The meeting fell apart nearly as quickly. Emily sat by herself in the conference room, holding the jagged chunk of porcelain still attached to the handle. She’d just had the most disastrous morning of her employed life, and she couldn’t concentrate on how to salvage the situation. She couldn’t concentrate on anything but the former cup.
What had happened was magic. Magic she’d worked.
Her hands shook. Not just her hands, but every part of her body. It felt as if the entire world was shaking.
She’d just done magic .
She wanted to say the words out loud, yell them, jump up and down, dance the tarantella—and she couldn’t wait to tell Hartgrave. He would have to train her. She’d just made something burst apart without trying to—without even wanting to .
Her breath caught in her throat. Did that mean in a fit of anger she might accidentally break other things? Or people?
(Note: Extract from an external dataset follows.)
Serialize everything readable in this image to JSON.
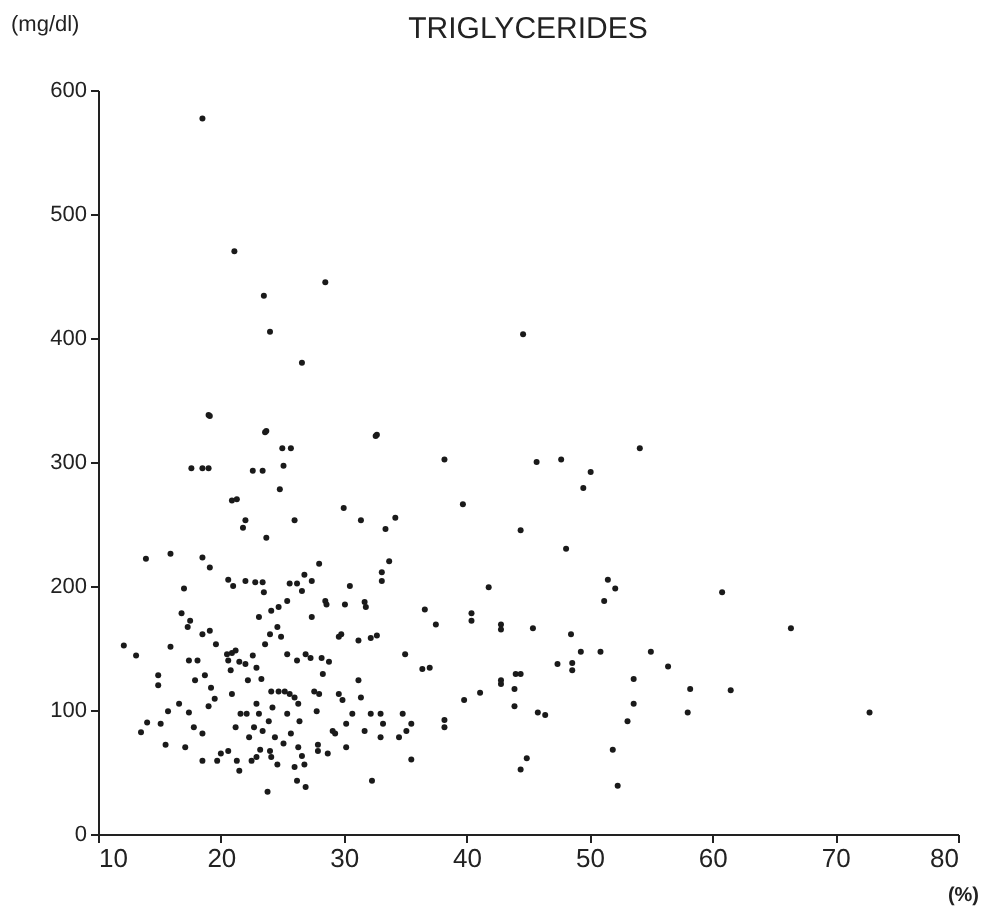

She looked at the wreckage on the table, then at the clock. Five minutes to eleven. She had to get help before thirty unsuspecting students gathered for her noon class.
She fled to the Inferno and paged Hartgrave. Bernie had a Thursday class from ten to eleven thirty, which left her alone—pacing—until Hartgrave responded to her summons.
“I suppose it’s too much to ask that you keep your computer working for forty-eight consecutive hours,” he said, no real heat to the complaint.
“No, it’s—it’s this .” She held up the cracked-off cup handle.
“If you called me here to fix another of your coffee mishaps—”
“I didn’t drop it! It spontaneously broke apart. In my hands .”
A pained look settled on his face. He gave her the impression of a man expecting trouble but trying to put it off.
“Hartgrave—”
“Come with me,” he said, turning on his heel.
She followed him through dimly lit corridors in a frenzy of anticipation, heartbeat playing a staccato rhythm in her ears. He’d never invited her into his hidden room before, not if you didn’t count their original and short-lived agreement.
But then, she’d never done magic before, either.